The crowd of approximately 800 west side residents who gathered Thursday night at St. Maria Goretti school may not have been expecting to receive a lesson in the theories and practice of community policing, but that's exactly what they got.
Madison Police Chief Noble Wray, West District Capt. Jay Lengfeld and Mayor Dave Cieslewicz made liberal use of PowerPoint slides (available below) in presenting an exhaustive lecture on how they propose to halt what many consider to be a spreading crime problem in the city.
The meeting was a response to a listening session held August 8 which drew a large crowd of residents eager to share stories of vandalism, drug dealing, gang graffiti, loud late-night parties and violent crime.
The reported turnout of over 700 people at that meeting and the subsequent coverage led to Cieslewicz abandoning his streetcar plans and, most recently, announcing that he plans to call for 30 new police officers in the 2008 city budget, instead of the 18 he had originally planned.
"There is a sense of urgency from me and the mayor and the officers," said Wray to the crowd gathered Thursday night. "The tone, tenor and emotion in the concerns you raised called for us to take immedate action, before 2009."
That immediate action will include implementing an accelerated police academy, ramping up the community policing effort on the north, east and west districts and adding more detectives.
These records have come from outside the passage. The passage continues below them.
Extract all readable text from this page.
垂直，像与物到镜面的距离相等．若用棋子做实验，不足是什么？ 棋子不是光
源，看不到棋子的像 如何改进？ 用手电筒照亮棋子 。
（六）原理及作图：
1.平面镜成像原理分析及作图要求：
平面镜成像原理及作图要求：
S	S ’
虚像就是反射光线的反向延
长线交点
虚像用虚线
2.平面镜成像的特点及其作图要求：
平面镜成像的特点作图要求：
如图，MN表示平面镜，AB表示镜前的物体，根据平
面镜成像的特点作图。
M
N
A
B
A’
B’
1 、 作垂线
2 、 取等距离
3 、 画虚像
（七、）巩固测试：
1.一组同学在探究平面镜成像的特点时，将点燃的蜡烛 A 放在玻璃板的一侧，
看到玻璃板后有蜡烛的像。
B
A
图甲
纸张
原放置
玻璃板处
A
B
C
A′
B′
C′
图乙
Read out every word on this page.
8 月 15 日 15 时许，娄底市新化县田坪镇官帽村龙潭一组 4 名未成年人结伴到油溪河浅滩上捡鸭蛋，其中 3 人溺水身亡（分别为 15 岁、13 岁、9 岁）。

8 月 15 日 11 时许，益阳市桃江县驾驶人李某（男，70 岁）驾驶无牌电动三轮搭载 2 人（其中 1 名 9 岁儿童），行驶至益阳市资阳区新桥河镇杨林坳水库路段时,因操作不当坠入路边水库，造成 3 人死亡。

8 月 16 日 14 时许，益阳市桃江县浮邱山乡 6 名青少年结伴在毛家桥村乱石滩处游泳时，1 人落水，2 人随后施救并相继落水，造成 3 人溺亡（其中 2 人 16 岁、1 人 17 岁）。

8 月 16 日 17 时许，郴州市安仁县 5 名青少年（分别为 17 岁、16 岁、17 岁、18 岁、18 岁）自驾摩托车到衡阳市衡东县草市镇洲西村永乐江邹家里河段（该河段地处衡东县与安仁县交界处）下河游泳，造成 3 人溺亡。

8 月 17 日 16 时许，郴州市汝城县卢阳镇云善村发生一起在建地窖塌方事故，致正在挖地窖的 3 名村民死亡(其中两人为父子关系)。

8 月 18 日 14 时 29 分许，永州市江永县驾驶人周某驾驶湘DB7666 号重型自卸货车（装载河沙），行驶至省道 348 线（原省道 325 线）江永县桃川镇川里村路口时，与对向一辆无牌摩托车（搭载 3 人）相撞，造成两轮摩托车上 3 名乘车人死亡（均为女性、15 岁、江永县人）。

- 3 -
Wray also made it clear to the predominantly white gathering that strong neighborhood watch programs were necessary and that there were "people who are more directly connected to the issues we're talking about who are not here."
When asked later to explain what he meant, Wray said, "We're not going to get the gang members or the drug dealers, but their relatives, their friends and other people living in that neighborhood and they don't want to see it either. They're the ones who are most vicitimized. This won't turn around until those folks show up."